13.12.2022( What Do I Read Next?)

 What Do I Read Next?

Akio feels oppressed by Masako's tears, for they represent his inability to shake her free. Despite his claims at being able to simply end the relationship, he feels an obligation to her. Even after he tells her his news, he still spends the afternoon with her, for it is raining and Masako has no umbrella of her own. The sense of freedom he had hoped to achieve through his actions cannot come as long as she is crying. He feels ' 'absolute frustration... at the rain, the tears, the leaden sky that hung like a barrier before him." Angry at the usurpation of his superiority, "the boy gave in to a simple desire to hurt." Bringing Masako into confrontation with the fountains only ends in Akio's fascination with the fountains. 

He even finds greater truths there, though he hides them from himself, unwilling to face what they reveal about him. His wonderment as he gazes at the fountains reveals a sublimated sexual desire for both men and women. Akio had earlier denied any true sexuality, claiming ' 'that he had made love to Masako" even though he "had always been free from the dominance of desire," but his perception of the fountains utterly disproves that claim. The columns with water that "shot upward" and "spouted vertically and undisturbed" represent the male sexual organ, while the "jets from the big central fountain" with the "untiring rushing" arcs of water represent the female sexual organ. Although Akio begins his contemplation by focusing on the columns, he still is ' 'less taken with three main columns of water than with the water that shot out in radiating curves all around." At this point, he forces himself to be drawn to the representation of a woman's sexuality. As he watches the arcs of water surrounding the columns, his mind is "taken over by the water, carried away on its rushing, cast far away. . . ."

Akio's rapture can be likened to one that would emerge from a sexual encounter. He feels the same way, however, while watching the central column. He is fascinated by the "furious speed" of the water climbing within it, "steadily filling a slender cycle of space from base to summit, replacing each moment what had been lost the moment before, in a kind of perpetual replenishment." Here Akio describes his fantasy of the ultimate, ongoing orgasm. Although he seems to take pleasure in this idea, as he has done previously, he counters what he has said by adding, "It was plain that at heaven's height it would be finally frustrated; yet the unwaning power that supported unceasing failure was magnificent." Here Akio unconsciously expresses his own image of himself as a sexually frustrated creature, yet one who longs to achieve true fulfillment. 

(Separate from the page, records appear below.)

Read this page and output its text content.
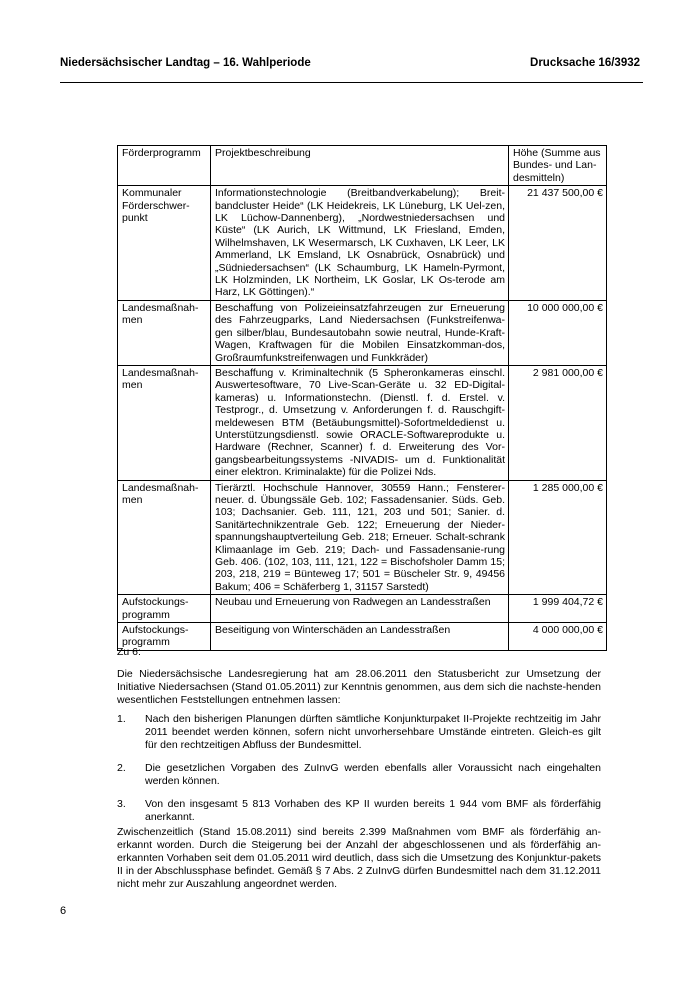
Niedersächsischer Landtag – 16. Wahlperiode	Drucksache 16/3932
Förderprogramm	Projektbeschreibung	Höhe (Summe aus Bundes- und Lan-desmitteln)
Kommunaler Förderschwer-punkt	Informationstechnologie (Breitbandverkabelung); Breit-bandcluster Heide“ (LK Heidekreis, LK Lüneburg, LK Uel-zen, LK Lüchow-Dannenberg), „Nordwestniedersachsen und Küste“ (LK Aurich, LK Wittmund, LK Friesland, Emden, Wilhelmshaven, LK Wesermarsch, LK Cuxhaven, LK Leer, LK Ammerland, LK Emsland, LK Osnabrück, Osnabrück) und „Südniedersachsen“ (LK Schaumburg, LK Hameln-Pyrmont, LK Holzminden, LK Northeim, LK Goslar, LK Os-terode am Harz, LK Göttingen).“	21 437 500,00 €
Landesmaßnah-men	Beschaffung von Polizeieinsatzfahrzeugen zur Erneuerung des Fahrzeugparks, Land Niedersachsen (Funkstreifenwa-gen silber/blau, Bundesautobahn sowie neutral, Hunde-Kraft-Wagen, Kraftwagen für die Mobilen Einsatzkomman-dos, Großraumfunkstreifenwagen und Funkkräder)	10 000 000,00 €
Landesmaßnah-men	Beschaffung v. Kriminaltechnik (5 Spheronkameras einschl. Auswertesoftware, 70 Live-Scan-Geräte u. 32 ED-Digital-kameras) u. Informationstechn. (Dienstl. f. d. Erstel. v. Testprogr., d. Umsetzung v. Anforderungen f. d. Rauschgift-meldewesen BTM (Betäubungsmittel)-Sofortmeldedienst u. Unterstützungsdienstl. sowie ORACLE-Softwareprodukte u. Hardware (Rechner, Scanner) f. d. Erweiterung des Vor-gangsbearbeitungssystems -NIVADIS- um d. Funktionalität einer elektron. Kriminalakte) für die Polizei Nds.	2 981 000,00 €
Landesmaßnah-men	Tierärztl. Hochschule Hannover, 30559 Hann.; Fensterer-neuer. d. Übungssäle Geb. 102; Fassadensanier. Süds. Geb. 103; Dachsanier. Geb. 111, 121, 203 und 501; Sanier. d. Sanitärtechnikzentrale Geb. 122; Erneuerung der Nieder-spannungshauptverteilung Geb. 218; Erneuer. Schalt-schrank Klimaanlage im Geb. 219; Dach- und Fassadensanie-rung Geb. 406. (102, 103, 111, 121, 122 = Bischofsholer Damm 15; 203, 218, 219 = Bünteweg 17; 501 = Büscheler Str. 9, 49456 Bakum; 406 = Schäferberg 1, 31157 Sarstedt)	1 285 000,00 €
Aufstockungs-programm	Neubau und Erneuerung von Radwegen an Landesstraßen	1 999 404,72 €
Aufstockungs-programm	Beseitigung von Winterschäden an Landesstraßen	4 000 000,00 €
Zu 6:
Die Niedersächsische Landesregierung hat am 28.06.2011 den Statusbericht zur Umsetzung der Initiative Niedersachsen (Stand 01.05.2011) zur Kenntnis genommen, aus dem sich die nachste-henden wesentlichen Feststellungen entnehmen lassen:
1. Nach den bisherigen Planungen dürften sämtliche Konjunkturpaket II-Projekte rechtzeitig im Jahr 2011 beendet werden können, sofern nicht unvorhersehbare Umstände eintreten. Gleich-es gilt für den rechtzeitigen Abfluss der Bundesmittel.
2. Die gesetzlichen Vorgaben des ZuInvG werden ebenfalls aller Voraussicht nach eingehalten werden können.
3. Von den insgesamt 5 813 Vorhaben des KP II wurden bereits 1 944 vom BMF als förderfähig anerkannt.
Zwischenzeitlich (Stand 15.08.2011) sind bereits 2.399 Maßnahmen vom BMF als förderfähig an-erkannt worden. Durch die Steigerung bei der Anzahl der abgeschlossenen und als förderfähig an-erkannten Vorhaben seit dem 01.05.2011 wird deutlich, dass sich die Umsetzung des Konjunktur-pakets II in der Abschlussphase befindet. Gemäß § 7 Abs. 2 ZuInvG dürfen Bundesmittel nach dem 31.12.2011 nicht mehr zur Auszahlung angeordnet werden.
6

As abruptly as Akio falls into this sexual reverie, he is brought out of it: "suddenly, fountains in the rain seemed to represent no more than the endless repetition of a stupid and pointless process." With this perception, Akio again denies his sexuality, casting himself back into that person he claimed to be at the beginning of the story—one who has complete control over himself. The reader, however, knows this to be untrue. Not only does Akio have true sexual desires, he has them for men as well as women. His subconscious understanding of this is demonstrated when he starts to walk away from the fountains, having completely forgotten Masako; she is no longer important to his maintenance of the belief that he can control others, for he knows that he cannot even control himself.